Clowns aren't the only characters cartwheeling through my personal circus. I'm also sweet on sumo wrestlers. Or whatever it is that's circumnavigating this satin box kumbaya-style. Maybe they're acrobats, strange and smiley in their bright leotards.
I got this box on a sixth grade class trip to some now-forgotten Egyptian museum. It stood out among the stickers and tee shirts, beckoning me with its exotic glamour. I've always loved unusual trinket boxes. They're weird and they store stuff; what more could a kooky collector want? Knowing this, my mother recently rescued this one from the attic. I was thrilled. Even if it smelled funny and had become a coffin for crunchy critters. Also, the "wrestlers' " leotards had partially disintegrated, shamelessly exposing the crude gray stuffing of their shoulders and rumps. But to me they still seemed magical, a band of homegrown superheroes (sorry, Sailor Moon ad Pokemon) that had battled the attic's wilderness to emerge (mostly) intact decades later. Bravery like that deserves to be rewarded, which is why I embellished their poor exposed innards with rhinestones. I think the winking gold and purple add an exciting new dimension to this already kitsch-tastic keepsake, and I look forward to enjoying it for years to come.

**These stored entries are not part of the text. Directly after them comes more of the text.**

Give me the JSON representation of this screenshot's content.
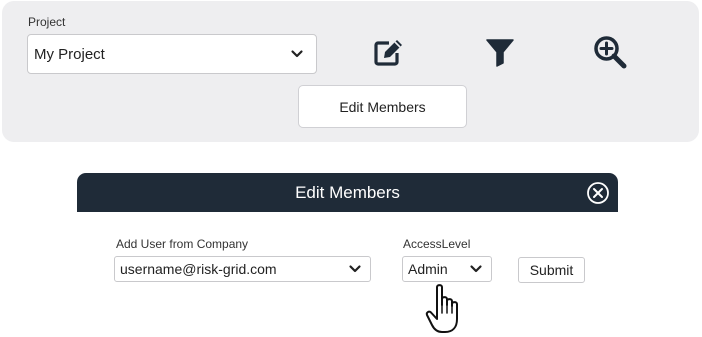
{
  "project": {
    "label": "Project",
    "selected": "My Project",
    "edit_members_label": "Edit Members",
    "icons": [
      "edit-icon",
      "filter-icon",
      "zoom-in-icon"
    ]
  },
  "modal": {
    "title": "Edit Members",
    "add_user_label": "Add User from Company",
    "add_user_value": "username@risk-grid.com",
    "access_level_label": "AccessLevel",
    "access_level_value": "Admin",
    "submit_label": "Submit"
  },
  "colors": {
    "panel_bg": "#eeeef0",
    "modal_header_bg": "#1f2b38",
    "icon_color": "#1f2b38"
  }
}
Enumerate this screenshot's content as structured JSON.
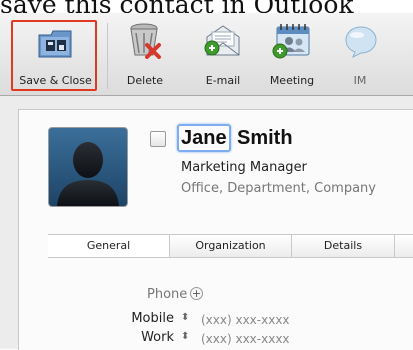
{
  "caption": "save this contact in Outlook",
  "toolbar": {
    "save_close": "Save & Close",
    "delete": "Delete",
    "email": "E-mail",
    "meeting": "Meeting",
    "im": "IM"
  },
  "contact": {
    "first_name": "Jane",
    "last_name": "Smith",
    "job_title": "Marketing Manager",
    "org_line": "Office, Department, Company"
  },
  "tabs": [
    "General",
    "Organization",
    "Details"
  ],
  "phone": {
    "header": "Phone",
    "rows": [
      {
        "label": "Mobile",
        "value": "(xxx) xxx-xxxx"
      },
      {
        "label": "Work",
        "value": "(xxx) xxx-xxxx"
      }
    ]
  },
  "colors": {
    "highlight": "#e0391f",
    "focus": "#7eaef0"
  }
}
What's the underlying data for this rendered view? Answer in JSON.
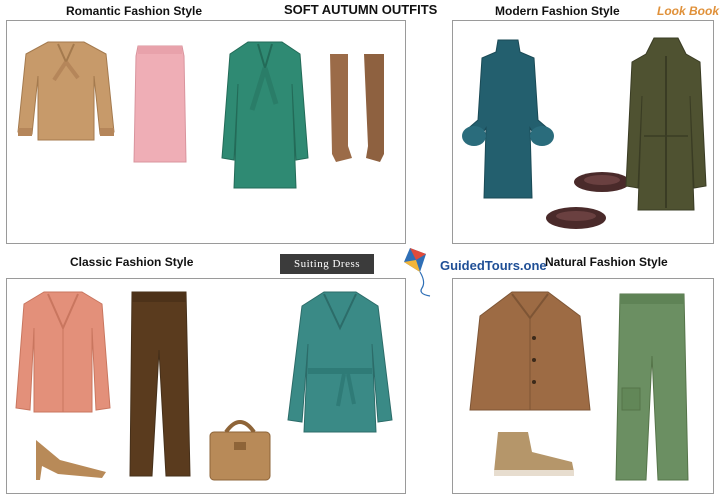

On that note, I can just see some snooty-accented "Antiques Roadshow" appraiser a hundred years from now, turning it around in his hands and murmuring, "Ah yes, a novelty piece most likely sold at a museum gift shop in the Northeast in the early to mid-1990s. It's a pity it's been altered. Although the rhinestones add a sense of whimsy, they'll significantly lower the value at auction." This is the part where the caftannned Midwesterner who brought it in snatches it away in a tizzy, huffing, "It looks better next to my velvet Elvis!" before flouncing off to have another expert examine her set of Ronald McDonald drinking glasses.
From one clown to another, this ring's come full circle.